Fiorentini had downsized his initial request for 40 licenses to just 10, which resulted in the council supporting the lower number when it met last night.
The mayor said having the licenses available helps the city's efforts to attract new restaurants and other establishments that want to serve liquor. He said most restaurants survive on liquor sales, and not food sales.
"Some in the community thought 40 was a little off the charts," Councilor William Ryan said prior to the committee voting 8-0 in favor of increasing the number of licenses from 60 to 70.
"The fact that you reduced it is reasonable," he said to the mayor.
Councilor William Macek, who could not attend last night's meeting, recently said he supported the request for 10 licenses and that adding 40 licenses would have sent the message that Haverhill wants to have bar rooms and nightclubs on every corner.
Ryan said he expects to see 65 licenses in use in the "very near future," with new businesses coming to Haverhill, and asked for assurances that the licenses would be going to restaurants and not bars where "partying" would be going on until 1 or 2 a.m. Ryan called Haverhill's restaurant district a destination for people from across the region.
"We want them to have fun," Ryan said, to which the mayor responded, "But not too much fun."
"We want restaurants downtown, not noisy bars," Fiorentini added.
The licenses are for businesses that serve alcohol on the premises and cost $2,500 annually, plus a $200 application fee. Grille 46 on Washington Street recently got Haverhill's 60th liquor license and until last night's vote by the council there were no more available for new restaurants looking to open in Haverhill.
The city's License Commission had asked for 40 more licenses, indicating it would be enough for the foreseeable future, while the mayor and councilors agreed that it was too many and that more could be approved in the future if needed.
Fiorentini said that in 2009, and prior to the economic downturn, there were 47 establishments serving liquor in Haverhill. He said despite a poor economy, as well as a new local meals tax that went into effect in 2010, an additional 14 establishments opened in the city.
Councilor Sven Amirian called the need for more liquor licenses a "good problem to have" in that the city is undergoing an economic expansion.
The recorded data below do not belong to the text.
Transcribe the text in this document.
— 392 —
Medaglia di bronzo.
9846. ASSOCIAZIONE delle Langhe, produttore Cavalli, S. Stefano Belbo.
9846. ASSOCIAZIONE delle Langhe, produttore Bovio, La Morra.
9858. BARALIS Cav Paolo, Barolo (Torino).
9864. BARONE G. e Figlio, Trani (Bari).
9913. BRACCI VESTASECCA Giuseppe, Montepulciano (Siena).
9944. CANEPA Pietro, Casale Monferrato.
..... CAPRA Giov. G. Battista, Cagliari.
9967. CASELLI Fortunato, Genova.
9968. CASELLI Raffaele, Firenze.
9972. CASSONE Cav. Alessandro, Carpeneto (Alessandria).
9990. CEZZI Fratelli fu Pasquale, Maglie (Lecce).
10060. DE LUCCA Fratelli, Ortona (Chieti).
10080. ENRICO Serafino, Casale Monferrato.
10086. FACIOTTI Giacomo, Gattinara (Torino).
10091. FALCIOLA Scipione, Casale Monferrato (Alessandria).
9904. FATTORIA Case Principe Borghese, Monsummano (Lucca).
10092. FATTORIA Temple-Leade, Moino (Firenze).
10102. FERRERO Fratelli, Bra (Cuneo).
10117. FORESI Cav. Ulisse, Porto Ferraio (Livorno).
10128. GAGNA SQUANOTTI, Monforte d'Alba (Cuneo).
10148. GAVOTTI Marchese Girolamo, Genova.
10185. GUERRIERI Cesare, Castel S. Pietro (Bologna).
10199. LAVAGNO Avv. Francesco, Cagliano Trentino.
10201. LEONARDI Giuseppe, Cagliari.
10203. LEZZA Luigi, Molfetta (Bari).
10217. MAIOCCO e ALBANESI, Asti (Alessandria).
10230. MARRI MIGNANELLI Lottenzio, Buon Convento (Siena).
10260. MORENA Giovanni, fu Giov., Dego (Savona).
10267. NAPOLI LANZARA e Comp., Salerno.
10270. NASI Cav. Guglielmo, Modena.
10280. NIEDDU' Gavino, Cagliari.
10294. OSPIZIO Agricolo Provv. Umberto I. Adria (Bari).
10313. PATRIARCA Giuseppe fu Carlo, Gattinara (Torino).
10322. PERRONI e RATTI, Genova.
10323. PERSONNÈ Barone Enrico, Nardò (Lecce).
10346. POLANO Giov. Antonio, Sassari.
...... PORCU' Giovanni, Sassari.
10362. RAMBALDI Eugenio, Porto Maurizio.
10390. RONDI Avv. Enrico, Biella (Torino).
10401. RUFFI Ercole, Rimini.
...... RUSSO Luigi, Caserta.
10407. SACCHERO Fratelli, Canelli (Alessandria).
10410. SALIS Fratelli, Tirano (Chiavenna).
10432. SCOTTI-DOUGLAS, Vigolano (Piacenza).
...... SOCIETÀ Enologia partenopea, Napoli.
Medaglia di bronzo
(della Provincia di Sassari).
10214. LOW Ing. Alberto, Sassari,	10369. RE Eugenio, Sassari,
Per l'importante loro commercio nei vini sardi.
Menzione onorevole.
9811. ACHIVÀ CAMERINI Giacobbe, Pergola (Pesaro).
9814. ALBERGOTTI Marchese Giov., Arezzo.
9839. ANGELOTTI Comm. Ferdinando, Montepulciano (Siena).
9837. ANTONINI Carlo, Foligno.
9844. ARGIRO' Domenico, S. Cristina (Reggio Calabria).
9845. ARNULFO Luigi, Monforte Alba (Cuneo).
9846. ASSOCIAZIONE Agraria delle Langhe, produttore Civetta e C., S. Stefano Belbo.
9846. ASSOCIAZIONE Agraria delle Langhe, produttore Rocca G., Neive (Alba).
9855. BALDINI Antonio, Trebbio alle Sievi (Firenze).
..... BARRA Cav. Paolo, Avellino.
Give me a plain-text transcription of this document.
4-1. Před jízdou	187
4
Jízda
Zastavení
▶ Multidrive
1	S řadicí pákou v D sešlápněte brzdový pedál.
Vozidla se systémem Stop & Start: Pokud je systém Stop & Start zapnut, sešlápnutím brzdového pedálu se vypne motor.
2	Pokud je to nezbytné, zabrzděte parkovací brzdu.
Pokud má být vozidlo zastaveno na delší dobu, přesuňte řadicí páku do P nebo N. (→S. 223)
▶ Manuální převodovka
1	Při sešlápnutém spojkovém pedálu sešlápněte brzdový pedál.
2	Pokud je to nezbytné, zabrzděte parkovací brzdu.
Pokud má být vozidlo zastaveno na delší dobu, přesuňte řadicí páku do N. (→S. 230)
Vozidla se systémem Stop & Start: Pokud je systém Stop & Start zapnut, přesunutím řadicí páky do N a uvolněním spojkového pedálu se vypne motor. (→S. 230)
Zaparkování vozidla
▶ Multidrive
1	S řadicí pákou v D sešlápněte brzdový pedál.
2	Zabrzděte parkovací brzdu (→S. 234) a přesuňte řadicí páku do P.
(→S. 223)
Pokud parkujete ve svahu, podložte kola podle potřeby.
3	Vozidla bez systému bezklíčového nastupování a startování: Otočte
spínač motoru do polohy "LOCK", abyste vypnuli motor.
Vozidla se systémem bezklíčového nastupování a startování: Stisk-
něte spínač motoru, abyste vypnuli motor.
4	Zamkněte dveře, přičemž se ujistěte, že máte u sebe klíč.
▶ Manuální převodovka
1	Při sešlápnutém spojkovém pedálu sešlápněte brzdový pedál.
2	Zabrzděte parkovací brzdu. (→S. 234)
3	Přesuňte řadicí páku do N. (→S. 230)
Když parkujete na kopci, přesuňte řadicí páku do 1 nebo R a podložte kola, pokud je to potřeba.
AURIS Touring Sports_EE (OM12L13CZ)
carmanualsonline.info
"This makes it more palatable," Amirian said about the mayor's request for 10 new licenses and not 40.
Councilor Michael Hart said he was glad to see the request downsized, adding the city's resources are already being challenged with the current number of liquor licenses.
"This will certainly be an improvement," Hart said. "I can support the 10 (new licenses)."
The number of Haverhill liquor licenses was last increased in the early 1980s. The liquor licenses do not cover veterans groups, which fall under separate rules and are not limited in number. Fiorentini said the state does not limit the number of liquor licenses a community can sell. He said Haverhill has no limit on the number of wine and beer licenses it can sell, but that kind of license is not in high demand. Wine and beer licenses cost $1,875 annually.